- Developer: Mattel Electronics
- Publisher: INTV Corporation
- Designer: Steve Ettinger
- Platform: Intellivision
- Release: November 1986
- Genre: Flight simulation
- Mode: Single player

= Hover Force =

1986 video game

Hover Force is a flight simulation video game published by INTV Corporation for the Intellivision system in 1986. The game was initially developed by Mattel Electronics with the intent of it being played in 3D, but the company was shut down before it could be released. INTV, after acquiring the Intellivision assets from Mattel, re-tooled the game, which pits players against a terrorist group laying siege to a city, and then released it.

==Gameplay==
In Hover Force, the player is a pilot of a combat helicopter. Terrorists are attacking the fictional city of New Seeburg. The player must eliminate the terrorists and also minimize the amount of damage they are causing. The helicopter is armed with laser cannons and water cannons, both with a limited amount of ammunition. The water cannons are used to put out fires started by the terrorists' activities.

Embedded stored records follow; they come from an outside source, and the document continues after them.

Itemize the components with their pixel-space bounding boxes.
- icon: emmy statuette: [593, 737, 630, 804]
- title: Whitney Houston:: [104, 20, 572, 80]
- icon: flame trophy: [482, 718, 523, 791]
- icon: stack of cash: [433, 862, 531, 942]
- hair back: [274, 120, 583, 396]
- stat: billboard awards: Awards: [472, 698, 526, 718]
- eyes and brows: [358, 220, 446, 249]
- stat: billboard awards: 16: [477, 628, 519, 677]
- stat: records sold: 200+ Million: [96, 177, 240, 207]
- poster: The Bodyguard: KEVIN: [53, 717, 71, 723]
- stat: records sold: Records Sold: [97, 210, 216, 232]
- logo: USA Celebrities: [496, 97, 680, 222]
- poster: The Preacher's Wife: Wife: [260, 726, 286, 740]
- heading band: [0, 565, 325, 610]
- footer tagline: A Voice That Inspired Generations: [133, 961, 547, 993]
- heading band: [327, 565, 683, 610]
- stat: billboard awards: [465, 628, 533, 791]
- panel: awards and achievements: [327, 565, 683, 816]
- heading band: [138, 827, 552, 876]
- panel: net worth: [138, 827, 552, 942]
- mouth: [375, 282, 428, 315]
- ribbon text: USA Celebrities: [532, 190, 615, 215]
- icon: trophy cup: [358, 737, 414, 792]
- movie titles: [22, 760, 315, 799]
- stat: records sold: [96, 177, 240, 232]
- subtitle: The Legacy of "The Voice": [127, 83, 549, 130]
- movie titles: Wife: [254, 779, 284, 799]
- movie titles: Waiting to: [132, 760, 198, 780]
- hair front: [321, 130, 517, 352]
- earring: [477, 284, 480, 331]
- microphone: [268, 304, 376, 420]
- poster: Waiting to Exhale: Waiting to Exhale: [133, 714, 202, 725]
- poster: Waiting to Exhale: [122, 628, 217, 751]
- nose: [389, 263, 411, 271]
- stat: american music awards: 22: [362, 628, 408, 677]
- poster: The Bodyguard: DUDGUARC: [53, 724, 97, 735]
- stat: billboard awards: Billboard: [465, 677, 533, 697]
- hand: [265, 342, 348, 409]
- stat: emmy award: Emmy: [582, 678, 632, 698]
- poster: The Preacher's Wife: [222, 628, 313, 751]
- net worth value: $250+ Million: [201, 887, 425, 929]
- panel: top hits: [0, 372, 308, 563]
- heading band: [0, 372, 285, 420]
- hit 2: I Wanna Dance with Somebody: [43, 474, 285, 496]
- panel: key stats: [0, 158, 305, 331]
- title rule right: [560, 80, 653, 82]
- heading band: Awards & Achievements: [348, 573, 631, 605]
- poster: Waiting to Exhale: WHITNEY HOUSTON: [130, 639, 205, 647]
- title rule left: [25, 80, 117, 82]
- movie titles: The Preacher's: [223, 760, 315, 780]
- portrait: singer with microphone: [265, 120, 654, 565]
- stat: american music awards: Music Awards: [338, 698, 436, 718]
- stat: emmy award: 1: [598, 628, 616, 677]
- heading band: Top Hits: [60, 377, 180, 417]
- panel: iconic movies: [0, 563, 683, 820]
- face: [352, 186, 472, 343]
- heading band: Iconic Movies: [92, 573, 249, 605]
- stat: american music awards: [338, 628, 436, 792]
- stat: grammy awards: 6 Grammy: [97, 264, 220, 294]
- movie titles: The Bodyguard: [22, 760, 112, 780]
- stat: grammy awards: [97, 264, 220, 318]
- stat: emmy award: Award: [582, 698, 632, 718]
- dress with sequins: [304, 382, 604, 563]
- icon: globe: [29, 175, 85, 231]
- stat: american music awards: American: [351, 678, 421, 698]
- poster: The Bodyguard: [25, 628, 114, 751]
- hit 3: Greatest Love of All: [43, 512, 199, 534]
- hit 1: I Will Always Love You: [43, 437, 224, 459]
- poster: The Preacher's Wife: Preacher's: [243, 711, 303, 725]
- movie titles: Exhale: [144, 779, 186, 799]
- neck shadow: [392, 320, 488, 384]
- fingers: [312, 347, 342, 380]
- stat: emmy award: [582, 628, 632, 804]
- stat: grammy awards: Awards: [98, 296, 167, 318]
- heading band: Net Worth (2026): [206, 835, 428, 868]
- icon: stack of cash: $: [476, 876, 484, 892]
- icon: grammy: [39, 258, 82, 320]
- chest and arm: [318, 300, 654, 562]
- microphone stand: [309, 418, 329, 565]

Players seek out enemy helicopters with a radar screen, then fly using a top-down perspective toward their targets. The terrorists attack with a number of different helicopters, each with different skills and patterns. Attacks on the player's helicopter may cause damage to certain systems, such as weapons or the engine. Depending on the system, the damage can either make operating the craft difficult or cause the helicopter to crash, ending the game.

The player's missions start and end at an island base near the city. This base will also repair, refuel and re-arm the helicopter during the missions, but only twice; a third attempt to land prior to completion of the mission counts as a crash. Upon completion of the game, the player is given a rank between 1 and 100 based on their efficiency at both eliminating enemy helicopters and keeping damage to a minimum, with a score of 100 considered "perfect."

==Development==
In the early 1980s, researchers at the University of Georgia developed a technology for viewing three-dimensional images using glasses fitted with special prisms, and attempted to solicit interest from various video game companies. Mattel Electronics began pursuing the technology, with Hover Force, then marketed as Hover Force 3-D, making its debut at the Consumer Electronics Show in Las Vegas in January 1984. Mattel Electronics had developed a method for producing the glasses at low cost, and had even decided to develop two additional 3-D titles, but the company was shut down before the plans could come to fruition. INTV Corporation, which acquired Intellivision's assets from Mattel, re-tooled the game and dropped any mention of 3-D for its release in 1986.

The technology was later used by Crayola for their 3D Chalk toy and the glasses can be used to experience the 3D effects in this Intellivision game.

==Legacy==
Hover Force was re-released as part of the Intellivision Lives! collection. In July 2010, Microsoft re-released Hover Force on the Game Room service for its Xbox 360 console and for Games for Windows Live.